Here’s the scenario: Mr. Jones has his late model sedan towed to one of our locations after an accident. The estimated repair total is $18,000 – not an insignificant repair by any means

The job requires just about everything: unibody correction, weld-on parts, supplemental restraint work, suspension and other mechanical work including an alignment. A complete integral overhaul.

As the repair work winds down, we call Mr. Jones on Thursday afternoon and tell him his car will be completed by 4 p.m. the next afternoon.

“That’s great,” Mr. Jones says. “We’re leaving for the weekend tomorrow, and I didn’t really want to drive the rental car on vacation.”
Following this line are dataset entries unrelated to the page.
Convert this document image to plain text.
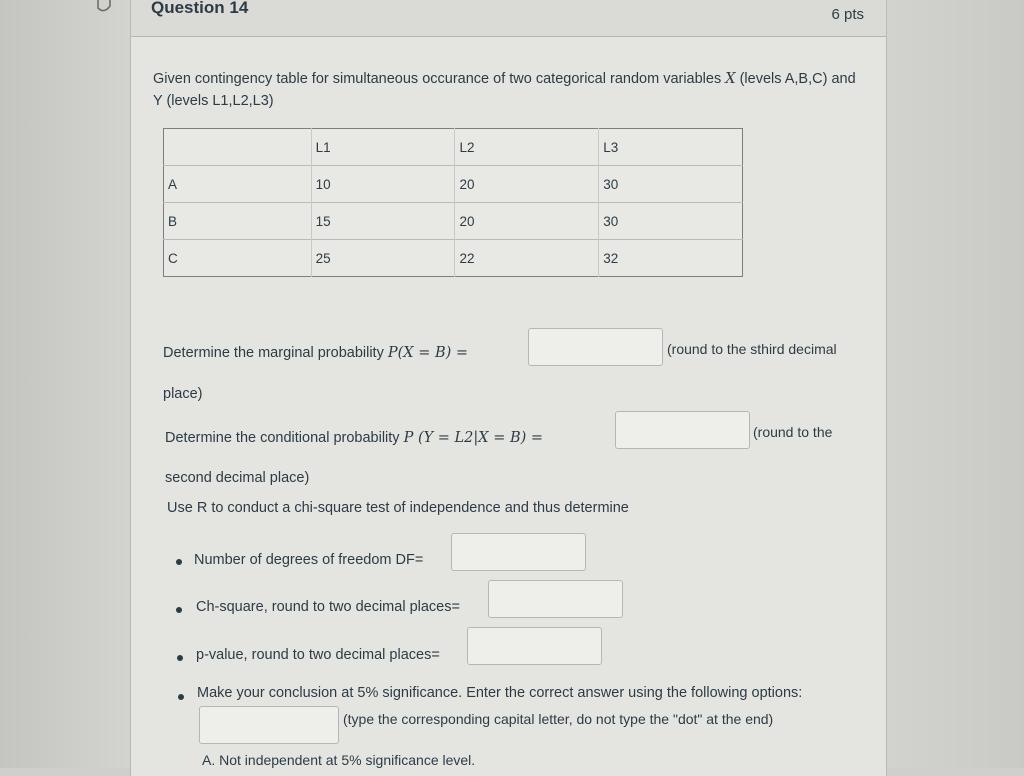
Question 14	6 pts
Given contingency table for simultaneous occurance of two categorical random variables X (levels A,B,C) and Y (levels L1,L2,L3)
	L1	L2	L3
A	10	20	30
B	15	20	30
C	25	22	32
Determine the marginal probability P(X = B) =	(round to the sthird decimal
place)
Determine the conditional probability P (Y = L2|X = B) =	(round to the
second decimal place)
Use R to conduct a chi-square test of independence and thus determine
Number of degrees of freedom DF=
Ch-square, round to two decimal places=
p-value, round to two decimal places=
Make your conclusion at 5% significance. Enter the correct answer using the following options:
(type the corresponding capital letter, do not type the "dot" at the end)
A. Not independent at 5% significance level.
So the next afternoon, Mr. Jones shows up and completes the paperwork, and he and his wife put their two young kids into the repaired vehicle. Out the shop’s driveway and a few turns later, the family heads up freeway on-ramp for I-95 and is soon driving at highway speeds ttoward South Carolina for their vacation.
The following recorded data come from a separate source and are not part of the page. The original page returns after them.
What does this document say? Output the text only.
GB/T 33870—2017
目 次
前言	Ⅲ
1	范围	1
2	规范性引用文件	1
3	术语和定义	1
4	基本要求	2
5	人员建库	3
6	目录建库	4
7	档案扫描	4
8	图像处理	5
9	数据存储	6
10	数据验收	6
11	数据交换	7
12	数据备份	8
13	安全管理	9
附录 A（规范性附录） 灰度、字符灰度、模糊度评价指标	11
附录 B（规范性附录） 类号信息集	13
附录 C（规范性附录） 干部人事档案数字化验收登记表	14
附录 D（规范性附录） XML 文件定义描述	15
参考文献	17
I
I don’t know about you, but that whole scenario is something I think about every day. If you aren’t frightened when you think about the liability placed squarely on our shoulders as collision repairers  – or if you aren’t thinking about it regularly – you probably should be. Every day, all of us are putting drivers and their passengers back into vehicles that they count on as having been repaired right. In the case of our company, that’s 1,300 vehicles every month, and many of those are the severe hits not unlike the one brought to us by Mr. Jones.

I think it’s important that we in the collision repair industry reguarly think about what that means for us. It’s a scenario I share with every new employee during our orientation, and explain that it’s a principle that must be applied to every repair.
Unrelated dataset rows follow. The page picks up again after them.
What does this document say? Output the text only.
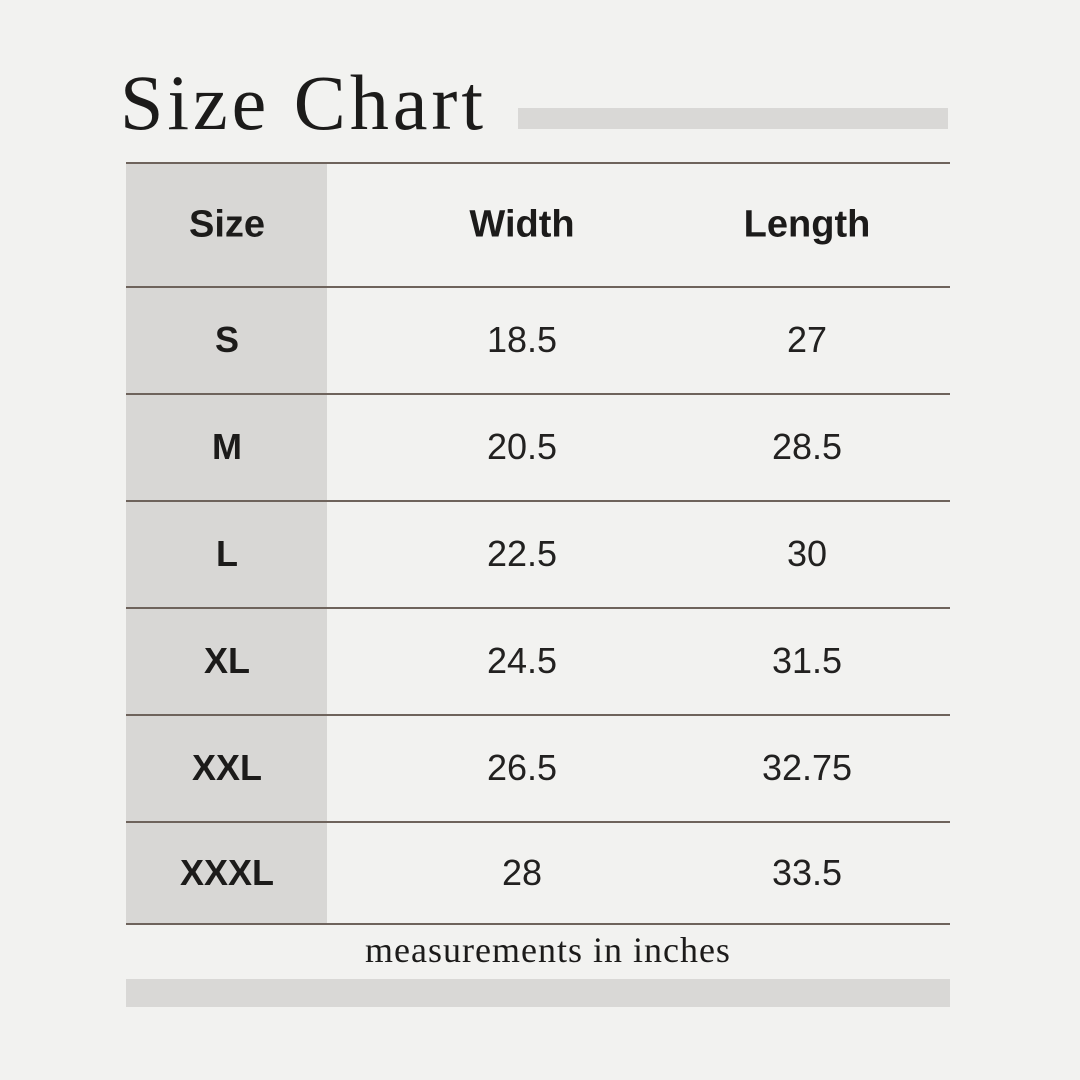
Size Chart
Size	Width	Length
S	18.5	27
M	20.5	28.5
L	22.5	30
XL	24.5	31.5
XXL	26.5	32.75
XXXL	28	33.5
measurements in inches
Always thinking about our liability and the safety of that family forces us all to remember how important it is to do the right thing every single time. There’s no room for a margin of error. I use the analogy of the maternity ward at any hospital; is there some acceptable number of newborn babies the nurses or other hospital staff are allowed to drop? Of course not. The only acceptable outcome is zero defects.

For us that means if it takes 240 welds to put a side panel on properly, doing only 230 isn’t acceptable. That’s like leaving out multiple bolts. If fasteners need to be torqued, they need to be torqued; you can’t just use the airwrench and call it good. If something isn’t aligned properly, it needs to be fixed, not hidden through some adjustment of panels.

It’s essential to keep prompting your employees to consider how many of our customers are picking up their cars today and driving away toward home, work or a vacation, counting on that vehicle to drive, handle and respond as it was designed to do prior to the accident.

That thought is why we spend money on education and training. It’s why we invest in the technology and equipment and information services that ensure we can do things right. And it’s why we spend money on third-party verification that ensures we not only know what needs to be done, but are actually doing it.

If you’re reading this column, chance are good this is a topic you understand and think about regularly. But share it with your employees as a reminder that attention to every detail is important to the safety and well-being of your customers.